A maioria dos nossos leitores reclamava que, num país
onde boa parte da população recebe um salário
mínimo (às vezes nem isso), ver um magistrado
receber mais de 20 mil reais, acrescidos de jetons e regalias,
chega a ser um desaforo; especialmente porque a produtividade
no Poder Judiciário não é das maiores
- ainda. Num universo de 44 mensagens, apenas dois leitores
defenderam o aumento pleiteado pelos magistrados.
Por outro lado, alguém parou para pensar que um executivo
(o dito “mosca branca”: de alto nível e
disputado por várias empresas e RHs) chega a ganhar
até doze vezes mais do que um Juiz? São, de
fato, duas relações bem diferentes. Os magistrados
são pagos pelo Estado, ou seja: de certa forma, com
o dinheiro dos seus impostos. Já um executivo é
remunerado por uma empresa privada. Mas em se tratando de
volume de trabalho, será mesmo que os magistrados,
quando comparados com executivos, são tão bem
pagos assim?
PROCESSOS
EM TRAMITAÇÃO NO JUDICIÁRIO: 35
MILHÕES
PROCESSOS ENCERRADOS A CADA ANO: CERCA
DE 20 MILHÕES
MÉDIA DE DURAÇÃO DE UM PROCESSO NO PAÍS:
8 ANOS
Fonte:
Estadão – 03/12/2006- p.
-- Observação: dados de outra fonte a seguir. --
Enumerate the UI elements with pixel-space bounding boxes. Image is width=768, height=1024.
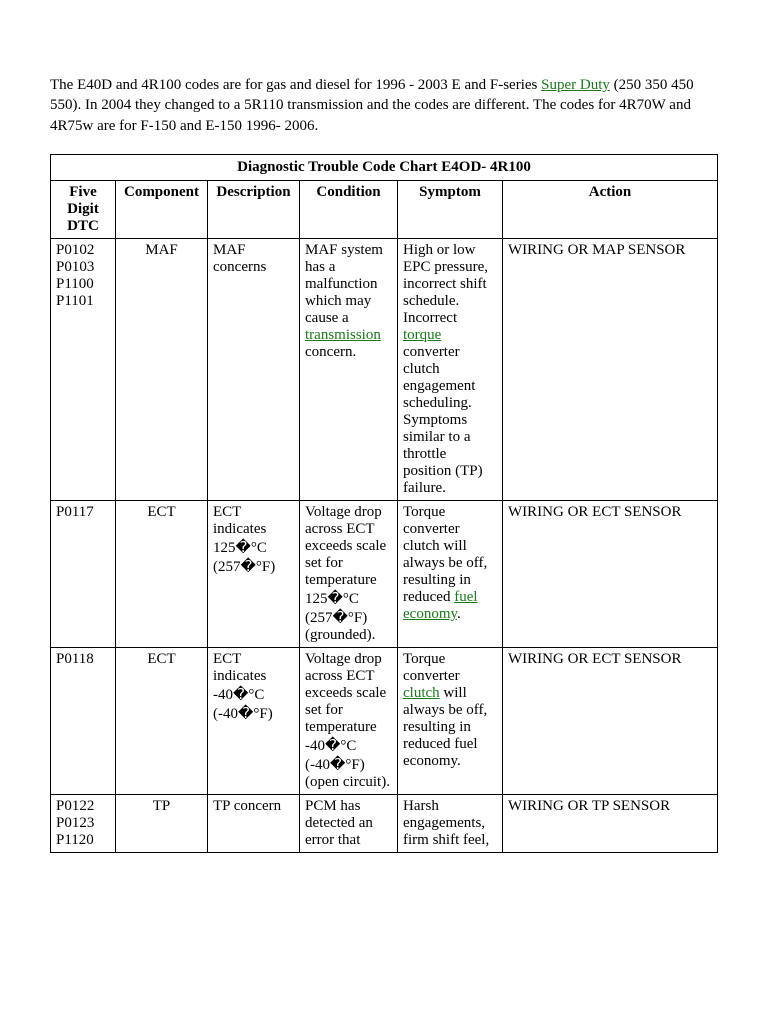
table-row: P0102 P0103 P1100 P1101 MAF MAF concerns… — [51, 238, 718, 500]
cond-pre: MAF system has a malfunction which may c… — [305, 242, 383, 326]
cond-post: concern. — [305, 344, 356, 360]
cell-component: ECT — [116, 647, 208, 794]
cell-description: TP concern — [208, 794, 300, 852]
cell-symptom: Torque converter clutch will always be o… — [398, 647, 503, 794]
cell-dtc: P0118 — [51, 647, 116, 794]
cell-action: WIRING OR TP SENSOR — [503, 794, 718, 852]
table-title: Diagnostic Trouble Code Chart E4OD- 4R10… — [51, 154, 718, 180]
table-row: P0117 ECT ECT indicates 125�°C (257�°F) … — [51, 500, 718, 647]
hdr-dtc: Five Digit DTC — [51, 180, 116, 238]
cell-action: WIRING OR ECT SENSOR — [503, 647, 718, 794]
cell-action: WIRING OR ECT SENSOR — [503, 500, 718, 647]
table-title-row: Diagnostic Trouble Code Chart E4OD- 4R10… — [51, 154, 718, 180]
cell-dtc: P0117 — [51, 500, 116, 647]
cell-symptom: Torque converter clutch will always be o… — [398, 500, 503, 647]
intro-seg1: The E40D and 4R100 codes are for gas and… — [50, 77, 541, 93]
dtc-table: Diagnostic Trouble Code Chart E4OD- 4R10… — [50, 154, 718, 853]
cell-component: MAF — [116, 238, 208, 500]
cell-condition: MAF system has a malfunction which may c… — [300, 238, 398, 500]
table-row: P0122 P0123 P1120 TP TP concern PCM has … — [51, 794, 718, 852]
cell-symptom: High or low EPC pressure, incorrect shif… — [398, 238, 503, 500]
transmission-link[interactable]: transmission — [305, 327, 381, 343]
cell-component: TP — [116, 794, 208, 852]
super-duty-link[interactable]: Super Duty — [541, 77, 610, 93]
cell-condition: PCM has detected an error that — [300, 794, 398, 852]
symp-post: . — [457, 606, 461, 622]
hdr-condition: Condition — [300, 180, 398, 238]
cell-description: MAF concerns — [208, 238, 300, 500]
hdr-component: Component — [116, 180, 208, 238]
hdr-symptom: Symptom — [398, 180, 503, 238]
cell-symptom: Harsh engagements, firm shift feel, — [398, 794, 503, 852]
symp-pre: High or low EPC pressure, incorrect shif… — [403, 242, 488, 326]
cell-condition: Voltage drop across ECT exceeds scale se… — [300, 647, 398, 794]
hdr-action: Action — [503, 180, 718, 238]
cell-description: ECT indicates 125�°C (257�°F) — [208, 500, 300, 647]
intro-paragraph: The E40D and 4R100 codes are for gas and… — [50, 75, 718, 136]
torque-link[interactable]: torque — [403, 327, 441, 343]
table-header-row: Five Digit DTC Component Description Con… — [51, 180, 718, 238]
clutch-link[interactable]: clutch — [403, 685, 440, 701]
symp-post: converter clutch engagement scheduling. … — [403, 344, 483, 496]
table-row: P0118 ECT ECT indicates -40�°C (-40�°F) … — [51, 647, 718, 794]
cell-condition: Voltage drop across ECT exceeds scale se… — [300, 500, 398, 647]
cell-dtc: P0122 P0123 P1120 — [51, 794, 116, 852]
hdr-description: Description — [208, 180, 300, 238]
symp-pre: Torque converter — [403, 651, 460, 684]
cell-dtc: P0102 P0103 P1100 P1101 — [51, 238, 116, 500]
cell-component: ECT — [116, 500, 208, 647]
cell-action: WIRING OR MAP SENSOR — [503, 238, 718, 500]
cell-description: ECT indicates -40�°C (-40�°F) — [208, 647, 300, 794]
A4
Relações com a imprensa ou manipulação
da imprensa?
Nossos
analistas de comunicação de massa juntaram os
vários pedaços do quebra-cabeças e chamam
a atenção para o fato de que a grande mídia
- talvez sem perceber e na boa intenção de informar
a sociedade – foi, de certa forma, usada como uma espécie
de palanque para requisições de salários
do Judiciário.
Mas
sejamos justos, do ponto de vista da informação
objetiva, excelentes matérias podem ser encontradas
principalmente na Agência Estado. Artigos e análises
mais profundas da “onda”, contudo, estão
em falta no mercado da informação.
Juntando
as peças
Por
fim, se você se interessa pelo tema, sugerimos ainda
a leitura do impresso, pois os textos da internet são
formatados para leitura rápida e não trazem
informações tão profundas quanto as da
imprensa escrita.
Em
especial, indicamos O Estado de São Paulo – 3
de dezembro de 2006 – e duas matérias da Folha
de S. Paulo – sobre a Defensoria Pública –
Caderno Brasil, A24 e A25 – 3 de dezembro de 2006.
Leia
ainda outras matérias que foram pinçadas e organizadas
- em meio ao mar de informações da internet
- e tire suas próprias conclusões. Boa leitura!
Justiça
tem 35 milhões de ações, que levam 8
anos para chegar ao fim
Judiciário
custa mais que Segurança em sete Estados
Gasto
com tribunais bate o de Segurança em 7 Estados
Promotores
temem que cortes atinjam Ministério Público
Conselho
eleva teto do Ministério Público nos Estados
para R$ 24.500
E a discussão continua...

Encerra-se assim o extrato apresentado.